Hutchison’s next challenge is entirely political: running for the Nevada State Senate. His motivation for joining the race runs parallel to his rationale for embracing the political facets of law: It’s all about the Constitution and what it has to say about states’ rights—or “state sovereignty,” as he prefers to call it. Hutchison says that, along with all things related to the PPACA litigation, he began hearing a great deal about how many state legislatures have begun to evaluate how the federal health care legislation will affect their own state budgets.

“I heard nothing like this going on in Nevada,” he says. “I thought our own Legislature should be actively involved in pushing back against what, I think, is an overreaching federal government. Every time the government encroaches on Nevada sovereignty, the state and its citizens suffer.”

The switch from the courtroom to the campaign trail, Hutchison says, is “going to be different.” Nevada legislation, he notes, is based on the work of part-time citizen legislators, but the term is deceptive.

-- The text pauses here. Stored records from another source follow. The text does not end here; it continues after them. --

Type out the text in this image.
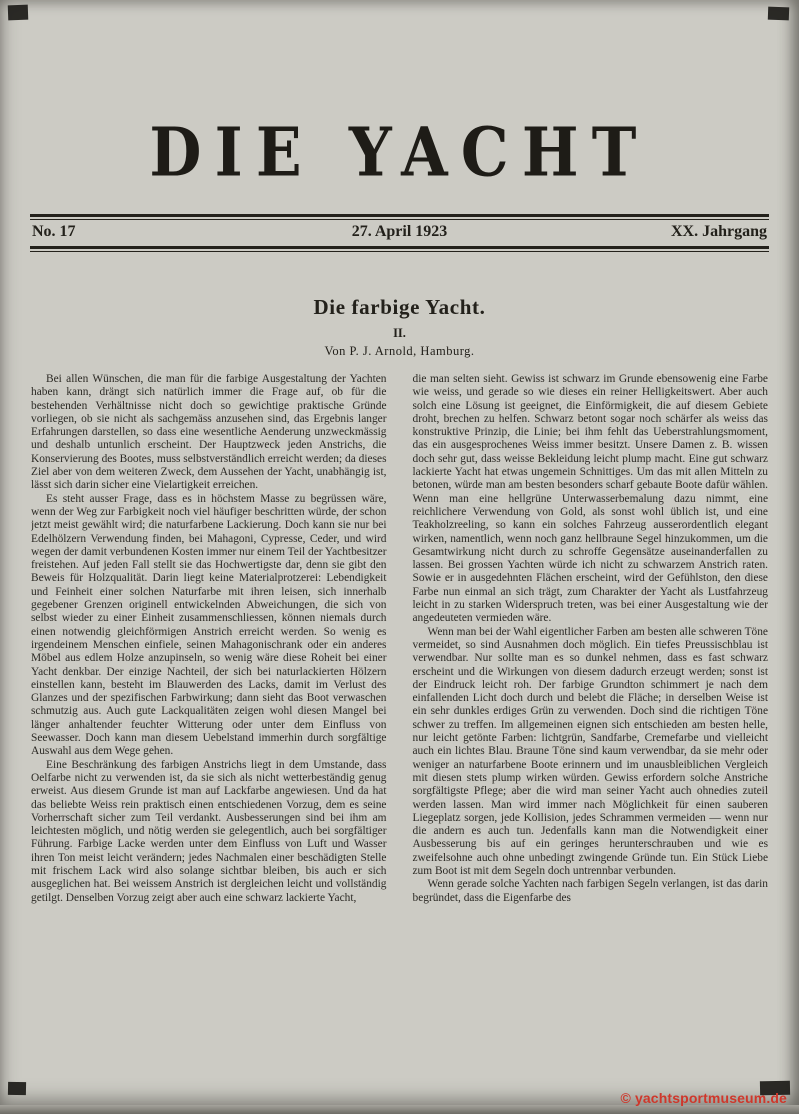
DIE YACHT
No. 17	27. April 1923	XX. Jahrgang
Die farbige Yacht.
II.
Von P. J. Arnold, Hamburg.

Bei allen Wünschen, die man für die farbige Ausgestaltung der Yachten haben kann, drängt sich natürlich immer die Frage auf, ob für die bestehenden Verhältnisse nicht doch so gewichtige praktische Gründe vorliegen, ob sie nicht als sachgemäss anzusehen sind, das Ergebnis langer Erfahrungen darstellen, so dass eine wesentliche Aenderung unzweckmässig und deshalb untunlich erscheint. Der Hauptzweck jeden Anstrichs, die Konservierung des Bootes, muss selbstverständlich erreicht werden; da dieses Ziel aber von dem weiteren Zweck, dem Aussehen der Yacht, unabhängig ist, lässt sich darin sicher eine Vielartigkeit erreichen.

Es steht ausser Frage, dass es in höchstem Masse zu begrüssen wäre, wenn der Weg zur Farbigkeit noch viel häufiger beschritten würde, der schon jetzt meist gewählt wird; die naturfarbene Lackierung. Doch kann sie nur bei Edelhölzern Verwendung finden, bei Mahagoni, Cypresse, Ceder, und wird wegen der damit verbundenen Kosten immer nur einem Teil der Yachtbesitzer freistehen. Auf jeden Fall stellt sie das Hochwertigste dar, denn sie gibt den Beweis für Holzqualität. Darin liegt keine Materialprotzerei: Lebendigkeit und Feinheit einer solchen Naturfarbe mit ihren leisen, sich innerhalb gegebener Grenzen originell entwickelnden Abweichungen, die sich von selbst wieder zu einer Einheit zusammenschliessen, können niemals durch einen notwendig gleichförmigen Anstrich erreicht werden. So wenig es irgendeinem Menschen einfiele, seinen Mahagonischrank oder ein anderes Möbel aus edlem Holze anzupinseln, so wenig wäre diese Roheit bei einer Yacht denkbar. Der einzige Nachteil, der sich bei naturlackierten Hölzern einstellen kann, besteht im Blauwerden des Lacks, damit im Verlust des Glanzes und der spezifischen Farbwirkung; dann sieht das Boot verwaschen schmutzig aus. Auch gute Lackqualitäten zeigen wohl diesen Mangel bei länger anhaltender feuchter Witterung oder unter dem Einfluss von Seewasser. Doch kann man diesem Uebelstand immerhin durch sorgfältige Auswahl aus dem Wege gehen.

Eine Beschränkung des farbigen Anstrichs liegt in dem Umstande, dass Oelfarbe nicht zu verwenden ist, da sie sich als nicht wetterbeständig genug erweist. Aus diesem Grunde ist man auf Lackfarbe angewiesen. Und da hat das beliebte Weiss rein praktisch einen entschiedenen Vorzug, dem es seine Vorherrschaft sicher zum Teil verdankt. Ausbesserungen sind bei ihm am leichtesten möglich, und nötig werden sie gelegentlich, auch bei sorgfältiger Führung. Farbige Lacke werden unter dem Einfluss von Luft und Wasser ihren Ton meist leicht verändern; jedes Nachmalen einer beschädigten Stelle mit frischem Lack wird also solange sichtbar bleiben, bis auch er sich ausgeglichen hat. Bei weissem Anstrich ist dergleichen leicht und vollständig getilgt. Denselben Vorzug zeigt aber auch eine schwarz lackierte Yacht,

die man selten sieht. Gewiss ist schwarz im Grunde ebensowenig eine Farbe wie weiss, und gerade so wie dieses ein reiner Helligkeitswert. Aber auch solch eine Lösung ist geeignet, die Einförmigkeit, die auf diesem Gebiete droht, brechen zu helfen. Schwarz betont sogar noch schärfer als weiss das konstruktive Prinzip, die Linie; bei ihm fehlt das Ueberstrahlungsmoment, das ein ausgesprochenes Weiss immer besitzt. Unsere Damen z. B. wissen doch sehr gut, dass weisse Bekleidung leicht plump macht. Eine gut schwarz lackierte Yacht hat etwas ungemein Schnittiges. Um das mit allen Mitteln zu betonen, würde man am besten besonders scharf gebaute Boote dafür wählen. Wenn man eine hellgrüne Unterwasserbemalung dazu nimmt, eine reichlichere Verwendung von Gold, als sonst wohl üblich ist, und eine Teakholzreeling, so kann ein solches Fahrzeug ausserordentlich elegant wirken, namentlich, wenn noch ganz hellbraune Segel hinzukommen, um die Gesamtwirkung nicht durch zu schroffe Gegensätze auseinanderfallen zu lassen. Bei grossen Yachten würde ich nicht zu schwarzem Anstrich raten. Sowie er in ausgedehnten Flächen erscheint, wird der Gefühlston, den diese Farbe nun einmal an sich trägt, zum Charakter der Yacht als Lustfahrzeug leicht in zu starken Widerspruch treten, was bei einer Ausgestaltung wie der angedeuteten vermieden wäre.

Wenn man bei der Wahl eigentlicher Farben am besten alle schweren Töne vermeidet, so sind Ausnahmen doch möglich. Ein tiefes Preussischblau ist verwendbar. Nur sollte man es so dunkel nehmen, dass es fast schwarz erscheint und die Wirkungen von diesem dadurch erzeugt werden; sonst ist der Eindruck leicht roh. Der farbige Grundton schimmert je nach dem einfallenden Licht doch durch und belebt die Fläche; in derselben Weise ist ein sehr dunkles erdiges Grün zu verwenden. Doch sind die richtigen Töne schwer zu treffen. Im allgemeinen eignen sich entschieden am besten helle, nur leicht getönte Farben: lichtgrün, Sandfarbe, Cremefarbe und vielleicht auch ein lichtes Blau. Braune Töne sind kaum verwendbar, da sie mehr oder weniger an naturfarbene Boote erinnern und im unausbleiblichen Vergleich mit diesen stets plump wirken würden. Gewiss erfordern solche Anstriche sorgfältigste Pflege; aber die wird man seiner Yacht auch ohnedies zuteil werden lassen. Man wird immer nach Möglichkeit für einen sauberen Liegeplatz sorgen, jede Kollision, jedes Schrammen vermeiden — wenn nur die andern es auch tun. Jedenfalls kann man die Notwendigkeit einer Ausbesserung bis auf ein geringes herunterschrauben und wie es zweifelsohne auch ohne unbedingt zwingende Gründe tun. Ein Stück Liebe zum Boot ist mit dem Segeln doch untrennbar verbunden.

Wenn gerade solche Yachten nach farbigen Segeln verlangen, ist das darin begründet, dass die Eigenfarbe des

© yachtsportmuseum.de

“Four months out of the two-year period, you engage in the [legislative] process,” he says. “The other 20 months you’re a citizen. … So people think it’s just a part-time position, but it requires a lot of focus and effort. First, to get elected, and number two, to properly serve the public. While the Legislature is in session, I’ll need to take some time off from my practice.

“Now, I’ll be going 150 miles an hour to keep making sure our clients win, and making sure I’ll properly represent the people of Nevada. It means I’ll have no weekends or evenings.”

Hutchison will have plenty of challenges to balance his legal and political ambitions, but he takes it all in stride. “I tell my lawyers this, and I tell my kids this,” he says, “There are 24 hours in the day, and sometimes it takes all 24 to get the job done.”